As C.D. Howe points out, the courts have repeatedly upheld decisions made under the CEAA and NEB. Where projects like Northern Gateway and Trans Mountain foundered, legally, was on First Nations consultations, not the CEAA or NEB regulatory review processes.

One of the Bill C-69 concerns is a new test for deciding who qualifies to participate in hearings. Currently, only stakeholders that either are affected by the project or have relevant expertise typically get standing in hearings.

There is a fear that Bill C-69 will open up the review process to anyone with an opinion, regardless of whether they are affected by the project or have relevant expertise. And, Findlay said, Bill C-69 provides too much political discretion in making decisions before reviews are completed, or even begun.

“C-69 is loaded with political discretion,” Findlay said. “In an environment where we’re seeing a lack of trust anyway, this is hugely problematic.”

Drance said the problem with Canada’s regulatory regime now is that it is more like a court system, in which everything from the economics of the project to climate change and First Nations issues gets debated, when it should focus strictly on whether the project will harm the environment and how to mitigate that harm.

All of those other big-picture issues – First Nations reconciliation and climate change policies – need to be addressed at a high level by the federal government, not within the narrow confines of specific project reviews, he said.

Drance added that it is clear the current approach to project-by-project First Nations consultation isn’t working. He points to Australia, which made a concerted effort to settle rights and title issues with its Aboriginal people once and for all, as an example Canada should follow.
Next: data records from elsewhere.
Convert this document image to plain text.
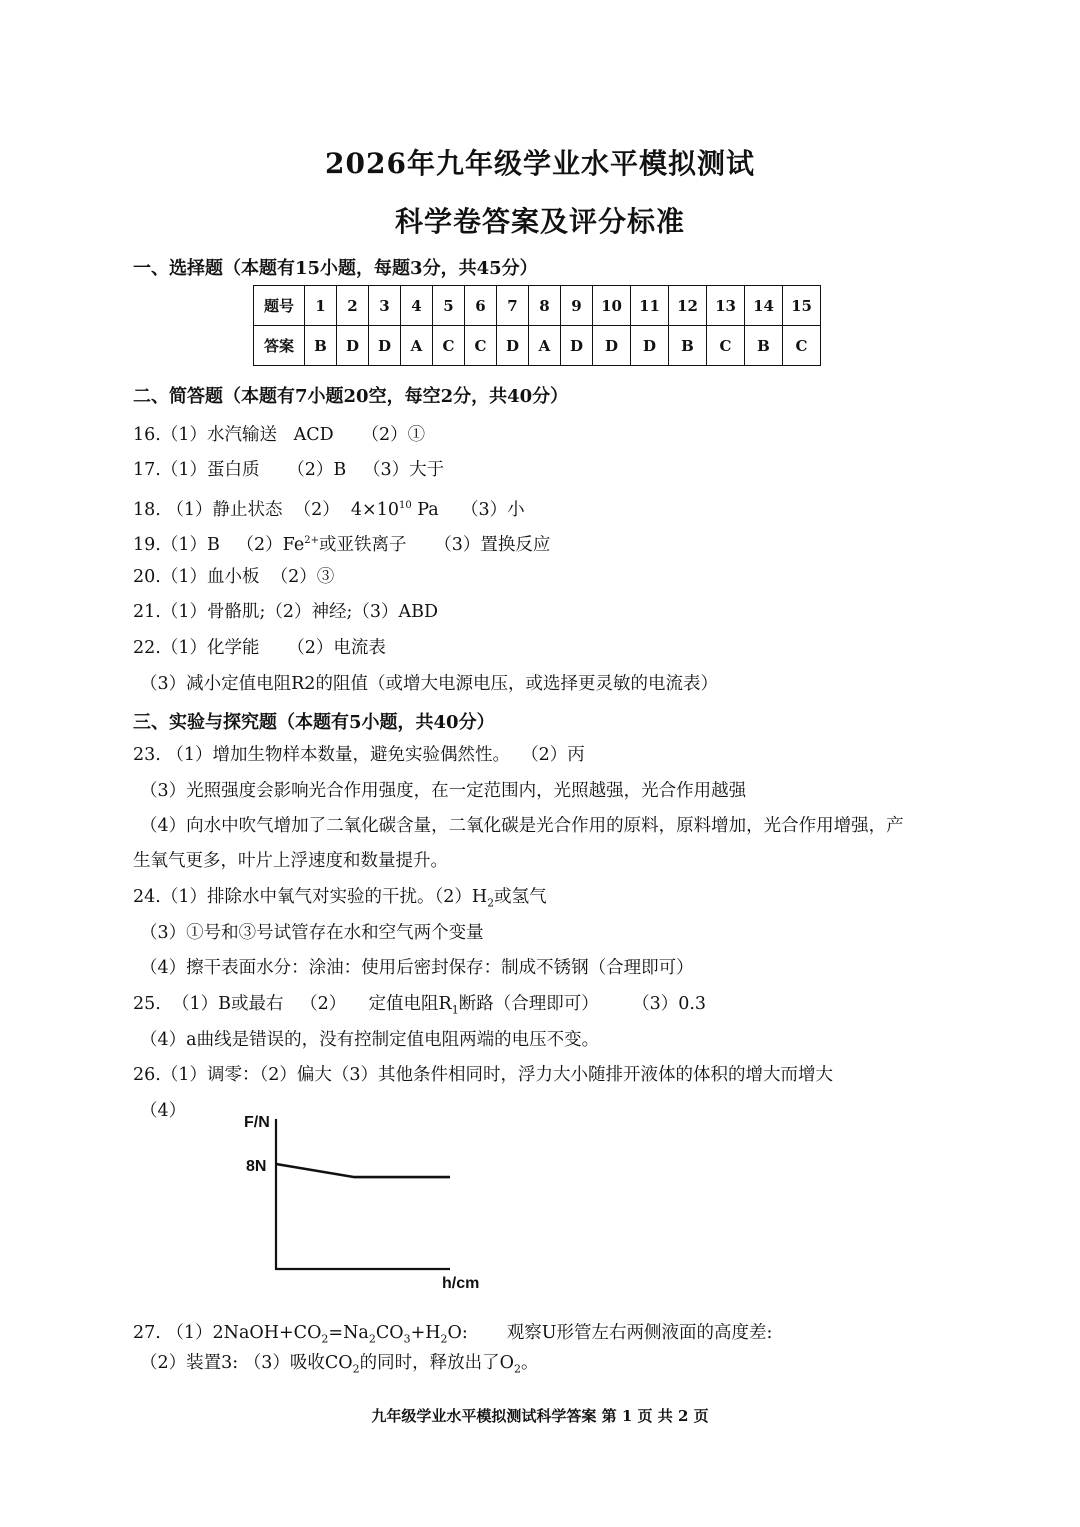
2026年九年级学业水平模拟测试
科学卷答案及评分标准
一、选择题（本题有15小题，每题3分，共45分）
题号	1	2	3	4	5	6	7	8	9	10	11	12	13	14	15
答案	B	D	D	A	C	C	D	A	D	D	D	B	C	B	C
二、简答题（本题有7小题20空，每空2分，共40分）
16.（1）水汽输送   ACD     （2）①
17.（1）蛋白质     （2）B   （3）大于
18. （1）静止状态  （2）  $4\times 10^{10}$ Pa    （3）小
19.（1）B   $(2)Fe^{2+}$或亚铁离子     （3）置换反应
20.（1）血小板  （2）③
21.（1）骨骼肌;（2）神经;（3）ABD
22.（1）化学能     （2）电流表
（3）减小定值电阻R2的阻值（或增大电源电压，或选择更灵敏的电流表）
三、实验与探究题（本题有5小题，共40分）
23. （1）增加生物样本数量，避免实验偶然性。  （2）丙
（3）光照强度会影响光合作用强度，在一定范围内，光照越强，光合作用越强
（4）向水中吹气增加了二氧化碳含量，二氧化碳是光合作用的原料，原料增加，光合作用增强，产
生氧气更多，叶片上浮速度和数量提升。
24.（1）排除水中氧气对实验的干扰。$(2)H_2$或氢气
（3）①号和③号试管存在水和空气两个变量
（4）擦干表面水分：涂油：使用后密封保存：制成不锈钢（合理即可）
25.  （1）B或最右   （2）    定值电阻$R_1$断路（合理即可）      （3）0.3
（4）a曲线是错误的，没有控制定值电阻两端的电压不变。
26.（1）调零：（2）偏大（3）其他条件相同时，浮力大小随排开液体的体积的增大而增大
（4）
F/N
h/cm
8N
27. $(1)2NaOH+CO_2=Na_2CO_3+H_2O$:       观察U形管左右两侧液面的高度差:
（2）装置3: （3）吸收$CO_2$的同时，释放出了$O_2$。
九年级学业水平模拟测试科学答案 第 1 页 共 2 页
“We have had this process of open-ended, rather abstract consultation and accommodation of First Nations for roughly 20 years,” Drance said. “And it may be time to start settling some of these things.

“Australia has settled something like 300 or 400 of these kinds of disputes and has a register of title so that anybody developing a project knows exactly who to go to and what to negotiate. That may well have cut some years off the approval process in Australia.”

Tom Isaac, an Aboriginal law expert at Cassels Brock, said Canada could not replicate Australia’s omnibus approach to settling land issues.

Section 35 of the Canadian Constitution protects Indigenous and treaty rights – something that Australia doesn’t have.

“Australia can unilaterally impose whatever measures they want to impose when it come to title. Canada is the only nation-state on the planet that has materially fettered the power of the state to unilaterally run rough-shod over Aboriginal rights in our Constitution.”